If you have a mild case of dyslipidemia your physician may give you a general dietary guide and some exercises that you should do.  If you have a serious case your physician may want you to meet with a nutritionist to have a designed meal plan that will help lower your cholesterol and triglycerides along with an exercise routine.  The nutritionist will also show you how to avoid cravings and how to eat smaller portions.

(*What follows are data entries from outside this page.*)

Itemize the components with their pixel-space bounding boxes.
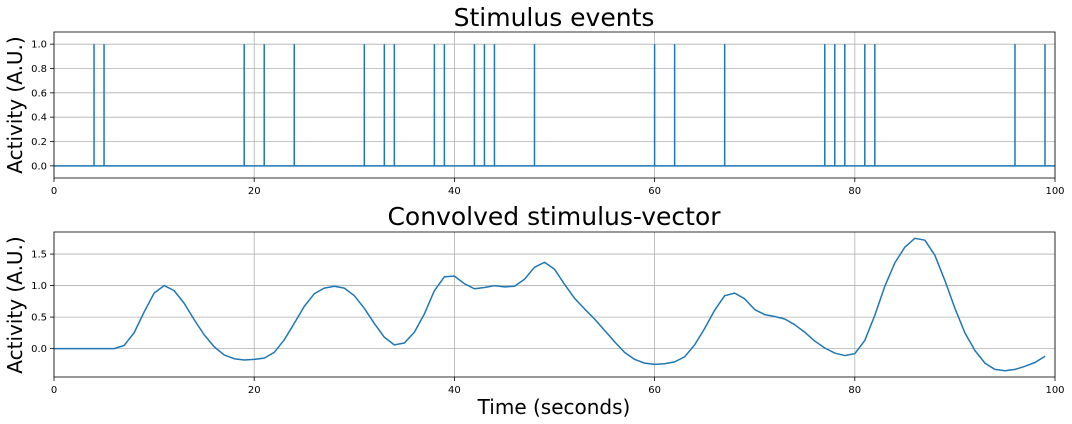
x-ticks: 0 20 40 60 80 100 [51, 178, 1065, 197]
y-tick-label: 1.0 [31, 40, 47, 51]
series-line [54, 237, 1046, 372]
y-tick-label: 0.4 [31, 113, 47, 124]
x-tick-label: 20 [248, 385, 261, 396]
y-axis-label: Activity (A.U.) [3, 236, 27, 373]
chart-title: Stimulus events [454, 3, 655, 32]
x-tick-label: 20 [248, 186, 261, 197]
x-tick-label: 40 [448, 186, 461, 197]
x-tick-label: 60 [648, 385, 661, 396]
stimulus-events-panel: Stimulus events Activity (A.U.) 0 20 40 60 8… [3, 3, 1065, 197]
y-tick-label: 0.8 [31, 64, 47, 75]
x-tick-label: 100 [1045, 385, 1064, 396]
data-line [54, 237, 1046, 372]
x-tick-label: 0 [51, 186, 57, 197]
x-axis-label: Time (seconds) [477, 395, 631, 419]
chart-title: Convolved stimulus-vector [387, 202, 721, 231]
y-tick-label: 0.0 [31, 161, 47, 172]
x-ticks: 0 20 40 60 80 100 [51, 377, 1065, 396]
y-tick-label: 0.6 [31, 88, 47, 99]
y-tick-label: 1.5 [31, 250, 47, 261]
y-tick-label: 0.2 [31, 137, 47, 148]
plot-frame [53, 231, 1056, 378]
x-tick-label: 60 [648, 186, 661, 197]
grid-lines [53, 32, 1056, 178]
grid-lines [53, 232, 1056, 377]
y-tick-label: 1.0 [31, 281, 47, 292]
y-tick-label: 0.5 [31, 313, 47, 324]
y-tick-label: 0.0 [31, 344, 47, 355]
x-tick-label: 80 [848, 186, 861, 197]
x-tick-label: 0 [51, 385, 57, 396]
y-ticks: 0.0 0.5 1.0 1.5 [31, 250, 54, 355]
x-tick-label: 80 [848, 385, 861, 396]
y-axis-label: Activity (A.U.) [3, 36, 27, 173]
x-tick-label: 40 [448, 385, 461, 396]
plot-frame [53, 31, 1056, 179]
stem-lines [54, 44, 1055, 167]
y-ticks: 0.0 0.2 0.4 0.6 0.8 1.0 [31, 40, 54, 172]
convolved-vector-panel: Convolved stimulus-vector Activity (A.U.… [3, 202, 1065, 419]
x-tick-label: 100 [1045, 186, 1064, 197]
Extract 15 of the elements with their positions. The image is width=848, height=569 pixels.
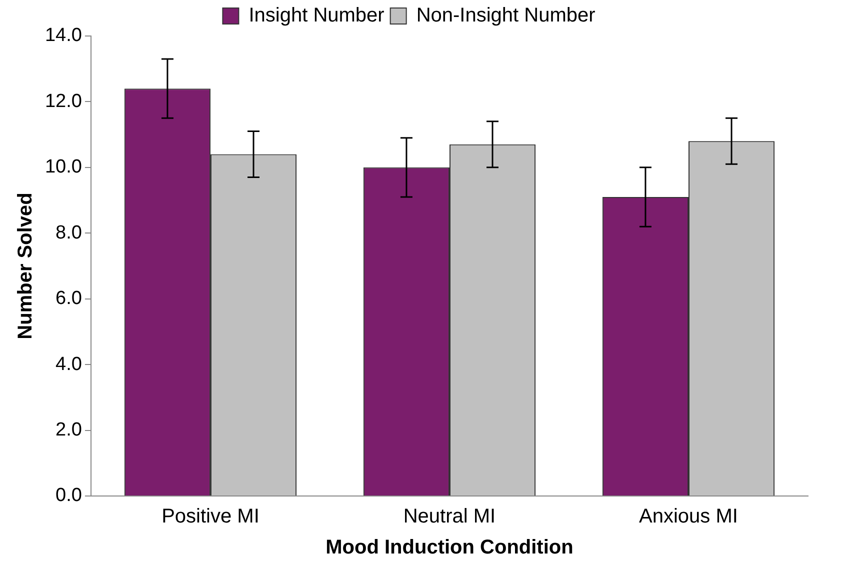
x-axis-title: Mood Induction Condition <box>326 536 574 559</box>
y-tick-label: 14.0 <box>44 25 82 46</box>
y-tick-label: 12.0 <box>44 90 82 112</box>
y-tick-label: 2.0 <box>56 420 82 441</box>
x-tick-label: Positive MI <box>162 506 260 528</box>
x-tick-label: Anxious MI <box>639 506 738 528</box>
x-tick-label: Neutral MI <box>403 506 496 528</box>
y-axis-title: Number Solved <box>14 192 37 340</box>
y-tick-label: 6.0 <box>56 288 82 310</box>
y-tick-label: 8.0 <box>56 222 82 244</box>
y-tick-label: 0.0 <box>56 485 82 506</box>
legend-label: Insight Number <box>248 4 385 27</box>
y-tick-label: 10.0 <box>44 156 82 178</box>
y-tick-label: 4.0 <box>56 354 82 375</box>
legend-label: Non-Insight Number <box>416 4 596 27</box>
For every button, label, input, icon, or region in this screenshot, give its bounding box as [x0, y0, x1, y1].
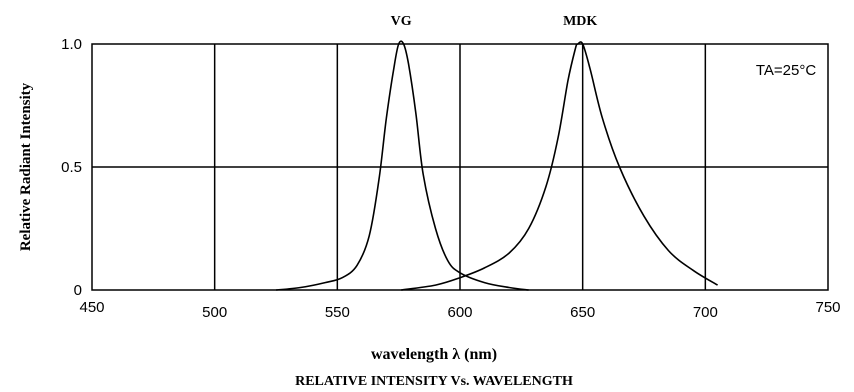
series-label-vg: VG [391, 14, 412, 29]
series-layer [275, 40, 719, 291]
y-tick-label: 0.5 [61, 159, 82, 176]
y-tick-label: 1.0 [61, 36, 82, 53]
series-line-vg [275, 40, 529, 291]
x-tick-label: 550 [325, 304, 350, 321]
x-tick-label: 600 [447, 304, 472, 321]
grid [92, 44, 828, 290]
x-tick-label: 650 [570, 304, 595, 321]
y-axis-label: Relative Radiant Intensity [18, 82, 34, 251]
x-tick-label: 750 [815, 299, 840, 316]
x-tick-label: 700 [693, 304, 718, 321]
x-tick-label: 450 [79, 299, 104, 316]
x-axis-label: wavelength λ (nm) [371, 346, 497, 363]
series-label-layer: VG MDK [391, 14, 598, 29]
plot-frame [91, 43, 829, 291]
series-label-mdk: MDK [563, 14, 597, 29]
tick-layer: 450 500 550 600 650 700 750 0 0.5 1.0 [61, 36, 840, 321]
y-tick-label: 0 [74, 282, 82, 299]
x-tick-label: 500 [202, 304, 227, 321]
temperature-annotation: TA=25°C [756, 62, 816, 79]
chart-title: RELATIVE INTENSITY Vs. WAVELENGTH [295, 374, 573, 389]
series-line-mdk [400, 41, 719, 291]
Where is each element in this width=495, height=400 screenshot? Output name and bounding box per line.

The diet plan that you should follow will include foods that are low in calories, are trans-fat free, and low in cholesterol.  You should avoid eating foods that are fried and are sugary.  You should also eat red meat and dairy products in moderation so you can lower your level of cholesterol.  It would be better if you would eat fish, nuts, fruits, and vegetables.  If you drink alcohol in excess you should stop and you should also stop smoking.

Regular exercise

Exercising on a regular basis will not only help you lower your cholesterol and triglyceride levels but help you lose weight.  Exercising will also help improve the function of your heart and lungs along with stabilizing your blood pressure.  Make sure that you follow the instructions of your physician when exercising as they know what exercises you will need to achieve your goal or weight loss and lowering your levels of cholesterol and triglycerides.  If you are able you should take regular bike rides and walk as much as you can each day.  If you are able to do so you may be asked to include in your exercise regimen yoga, weight lifting, and Pilates.

Medications

If you are prescribed medication along with exercise and diet changes the medication will help to lower your triglyceride and cholesterol levels.  One of the medications that physicians prescribe is Statins.  This medication will inhibit your liver enzymes which if not inhibited it can lead to fatty buildups.  Your physician may also combine that medication with another medication called Fibrates.  Combining these two medication will help to raise your good cholesterol level, which helps to prevent the fatty deposits from sticking to your arterial walls.